Source:
https://scmp.com/business/companies/article/1266252/dairy-duo-must-show-someone-not-milking-deal
Business/ Companies

Dairy duo must show that someone is not milking the deal

First came the fund-raising, then the dividend payouts, and now the takeover offer from Mengniu. Yashili's about-turn needs to be explained

China Mengniu Dairy's planned takeover of baby formula milk producer Yashili International is an important case to study. It is not about the consolidation of the country's dairy industry but our regulatory regime.

On Tuesday, Mengniu said it would buy all the shares of Yashili at HK$3.50 each, 9.4 per cent above the latter's last closing price. That priced Yashili at HK$12.4 billion.

The deal shed new light on a surprising and puzzling decision by the Yashili board on May 3 to pay a special dividend of one billion yuan (HK$1.2 billion).

It is surprising because that's only a month after Yashili announced a final dividend of 400 million yuan, equal to 85.4 per cent of its 2012 profit. It is puzzling because that's only two years after Yashili had raised 1.6 billion yuan via a Hong Kong listing and only weeks after it won approval to build a 700 million yuan plant.

Back then, Yashili said the special dividend was paid "in recognition of the continual support of the shareholders as it has excess cash for the group's present and future funding requirements".

If it doesn't appear to make any sense financially to Yashili, it makes every bit of sense for Mengniu as a buyer. The special dividend reduced Yashili's net asset value - four billion yuan at the end of last year - by one billion yuan.

Had this not been done, Mengniu would have had to offer a higher acquisition price with a higher cash element to Yashili's shareholders. This would mean a higher gearing for Mengniu, which is borrowing to pay for acquiring Yashili and another dairy producer, China Modern Dairy. The bill for both deals stands at HK$16 billion.

The big question is, when Yashili paid the special dividend was the board aware of Mengniu's planned offer? This would be price-sensitive information. If it has nothing to do with the acquisition, what changed in Yashili's operations and financing plans in the 40 days after its final dividend announcement that the board found it appropriate to dish out more than a third of its cash while the firm is expanding?

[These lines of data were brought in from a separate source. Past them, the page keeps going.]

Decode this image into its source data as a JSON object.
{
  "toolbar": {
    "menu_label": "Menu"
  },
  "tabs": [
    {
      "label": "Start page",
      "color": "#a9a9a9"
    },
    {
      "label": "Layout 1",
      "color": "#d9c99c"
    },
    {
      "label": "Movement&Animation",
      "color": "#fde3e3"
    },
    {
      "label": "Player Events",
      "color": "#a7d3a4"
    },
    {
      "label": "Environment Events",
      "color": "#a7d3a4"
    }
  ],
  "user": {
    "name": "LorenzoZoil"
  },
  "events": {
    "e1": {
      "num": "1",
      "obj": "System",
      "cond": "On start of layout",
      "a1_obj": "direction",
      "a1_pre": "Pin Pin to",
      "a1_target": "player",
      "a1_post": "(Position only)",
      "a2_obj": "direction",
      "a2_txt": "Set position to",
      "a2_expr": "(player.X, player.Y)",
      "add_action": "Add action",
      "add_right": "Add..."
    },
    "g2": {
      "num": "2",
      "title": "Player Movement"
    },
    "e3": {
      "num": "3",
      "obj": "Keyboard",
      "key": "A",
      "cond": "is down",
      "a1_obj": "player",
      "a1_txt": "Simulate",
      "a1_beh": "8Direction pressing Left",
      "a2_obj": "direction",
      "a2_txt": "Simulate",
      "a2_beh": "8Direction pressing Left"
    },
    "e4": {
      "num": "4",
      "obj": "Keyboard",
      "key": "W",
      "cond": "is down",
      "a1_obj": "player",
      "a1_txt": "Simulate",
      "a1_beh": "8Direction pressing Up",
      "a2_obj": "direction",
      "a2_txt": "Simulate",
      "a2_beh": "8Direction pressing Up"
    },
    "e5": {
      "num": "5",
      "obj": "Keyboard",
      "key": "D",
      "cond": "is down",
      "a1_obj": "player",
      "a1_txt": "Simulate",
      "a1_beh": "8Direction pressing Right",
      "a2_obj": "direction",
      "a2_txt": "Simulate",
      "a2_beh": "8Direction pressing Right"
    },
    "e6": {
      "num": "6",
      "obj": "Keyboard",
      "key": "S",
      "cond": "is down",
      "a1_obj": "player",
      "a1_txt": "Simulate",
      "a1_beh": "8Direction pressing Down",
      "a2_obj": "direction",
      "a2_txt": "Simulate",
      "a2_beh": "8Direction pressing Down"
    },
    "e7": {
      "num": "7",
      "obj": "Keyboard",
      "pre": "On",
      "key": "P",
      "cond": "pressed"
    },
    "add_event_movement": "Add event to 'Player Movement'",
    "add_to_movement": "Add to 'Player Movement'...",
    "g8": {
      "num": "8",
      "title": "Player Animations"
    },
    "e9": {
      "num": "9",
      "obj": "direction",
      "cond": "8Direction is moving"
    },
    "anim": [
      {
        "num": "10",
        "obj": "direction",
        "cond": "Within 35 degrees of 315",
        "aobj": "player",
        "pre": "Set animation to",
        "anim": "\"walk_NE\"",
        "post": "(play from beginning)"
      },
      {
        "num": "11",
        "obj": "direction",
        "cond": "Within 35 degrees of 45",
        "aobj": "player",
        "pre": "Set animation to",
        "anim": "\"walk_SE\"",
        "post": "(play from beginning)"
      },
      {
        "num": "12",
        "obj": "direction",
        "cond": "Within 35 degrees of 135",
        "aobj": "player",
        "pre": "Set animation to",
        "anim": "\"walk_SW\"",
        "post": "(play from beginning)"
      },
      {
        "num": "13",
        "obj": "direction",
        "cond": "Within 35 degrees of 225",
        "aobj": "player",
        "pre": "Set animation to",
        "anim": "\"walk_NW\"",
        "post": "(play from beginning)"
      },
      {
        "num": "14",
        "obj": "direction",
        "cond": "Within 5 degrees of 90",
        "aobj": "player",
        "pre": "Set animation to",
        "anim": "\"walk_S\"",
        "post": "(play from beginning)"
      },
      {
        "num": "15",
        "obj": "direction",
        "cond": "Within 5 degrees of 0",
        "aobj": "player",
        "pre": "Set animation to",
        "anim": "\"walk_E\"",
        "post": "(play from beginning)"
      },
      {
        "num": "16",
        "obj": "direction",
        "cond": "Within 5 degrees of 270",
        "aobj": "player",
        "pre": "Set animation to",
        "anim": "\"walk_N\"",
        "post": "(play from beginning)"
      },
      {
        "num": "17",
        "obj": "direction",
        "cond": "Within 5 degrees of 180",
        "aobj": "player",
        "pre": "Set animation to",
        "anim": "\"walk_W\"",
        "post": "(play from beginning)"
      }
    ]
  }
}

By the way, there is also an interesting coincidence that the company should explain. In announcing the special dividend, it said the special and final dividends would be paid only to shareholders whose names appeared on the registrar on June 13, instead of June 17 as stated in its earlier announcement on the final dividend. Yashili suspended its share trading on June 13 before announcing Mengniu's acquisition.

From this year, regulators have made it mandatory for listed companies to disclose price-sensitive information. This appears to be particularly relevant when one looks at Yashili's price chart.

Mengniu's appetite for acquisitions was first made known by a Merrill Lynch research report in mid-December. A month later, Mengniu's chairman Frank Ning confirmed that the company was talking with China Modern. From then, Yashili's price and trading volume began rising in line with China Modern's. Between January and March, Yashili's shares rose 60 per cent and its daily trading volume averaged eight million shares, compared with a few million in 2012. But from April, the performances of Yashili and China Modern began to diverge; Yashili's price headed up while China Modern's went south. The gap continued to widen. This is despite announcements by Mengniu and China Modern on April 24 that they were having informal talks "regarding a possible acquisition of certain assets". Yashili had said nothing.

(It all made sense on May 8 when Mengniu announced a purchase of China Modern Dairy's controlling stake only. No general offer was made.)

Between April 1 and June 13, Yashili gained 40 per cent compared with China Modern's 0.39 per cent rise. During the period, the former's average daily trading volume stood at 12 million shares, compared with the eight million average in the first three months of the year.

Shareholders may well wonder what caused Yashili's share to jump from HK$2.365 to HK$3.33, which is way above the special dividend of 28.25 fen.